C'était... Notre histoire.
L'important, c'était qu'il fallait que je me souvienne de nous.
Il savait. Il savait que j'allais avoir peur, tellement peur que j'aurais pu mourir sur place.
Cette anxiété... Elle me rongeait.
C'était pour ça. C'était pour ça qu'il m'avait laissé ça.
Pour que je pense au "nous", avant de penser à "lui", avant de laisser le "moi" trembler de peur pour "lui".
"Nous", c'était ce qui comptait.
Mais...
Il n'y aurait pas de "nous" sans "lui".
Comme il n'y aurait pas de "nous" sans "moi".
Je compris que Marco voulais me préserver de l'angoisse, pour que le "nous" ne soit pas menacé.
Mais...
Comment ne pas angoisser ?
Et dire qu'il s'occupait encore de "moi", de "nous", quand il devait s'occuper de "lui".
C'était...
Tout bonnement... Marco tout craché, en fait.
Il avait tout prévu.
Tout.
"C'est Marco qui a fait tout ça ?"
La question de Sabo me tira de mes pensées.
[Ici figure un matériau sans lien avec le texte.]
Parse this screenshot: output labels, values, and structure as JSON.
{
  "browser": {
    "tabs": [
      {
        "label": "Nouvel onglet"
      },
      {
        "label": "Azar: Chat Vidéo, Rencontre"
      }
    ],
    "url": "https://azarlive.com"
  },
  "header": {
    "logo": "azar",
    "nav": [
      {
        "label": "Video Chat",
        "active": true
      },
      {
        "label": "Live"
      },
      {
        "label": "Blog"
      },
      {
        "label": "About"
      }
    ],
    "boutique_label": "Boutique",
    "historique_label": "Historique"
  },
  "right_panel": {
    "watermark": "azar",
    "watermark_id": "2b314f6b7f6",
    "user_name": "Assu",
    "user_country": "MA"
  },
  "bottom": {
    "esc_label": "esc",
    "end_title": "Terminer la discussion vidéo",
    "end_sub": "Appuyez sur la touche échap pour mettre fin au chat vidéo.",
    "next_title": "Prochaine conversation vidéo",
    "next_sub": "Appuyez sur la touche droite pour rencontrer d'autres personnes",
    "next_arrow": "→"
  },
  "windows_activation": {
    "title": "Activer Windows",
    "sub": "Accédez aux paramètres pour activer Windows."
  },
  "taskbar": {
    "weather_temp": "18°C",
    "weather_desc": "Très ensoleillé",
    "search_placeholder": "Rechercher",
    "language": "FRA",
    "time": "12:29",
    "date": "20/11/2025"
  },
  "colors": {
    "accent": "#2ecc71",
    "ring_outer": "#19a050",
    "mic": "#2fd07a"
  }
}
Je hochai la tête silencieusement.
Kiku laissa un léger rire passer la barrière de ses lèvres.
"Je le vois peindre presque tous les jours depuis que je le connais, il est passionné. Mais, quand il a commencé cette série là... Il était tellement différent... Il avait cet air rêveur, ce sourire doux collé au visage. C'était comme... Un renouveau, pour lui. Je me souviens très bien de quand il a peint celui-ci."
Elle pointa la toile du métro.
"Il était complètement ailleurs quand il est rentré, est il avait cet air doux. Puis, il a commencé à peindre. J'ai vu ce jour là qu'il était..."
Elle marqua une pause.
"...Lui même.
_Marco..., soufflai-je pour moi même.
_Tu sais, ce jour là, où tu as appelé. C'est moi qui ai décroché, Tu te souviens ?
_Oui.
_Après ton appel, il était aux anges, ricana-t-elle, c'était comme si tu avais illuminé sa journée. Puis, il a peint, encore. C'était vraiment drôle de le voir comme ça, super énergique, toujours content, rêveur... Amoureux, quoi."
Je souris.
"Hey, Sabo, regarde."
Je reportai mon attention sur mes frères.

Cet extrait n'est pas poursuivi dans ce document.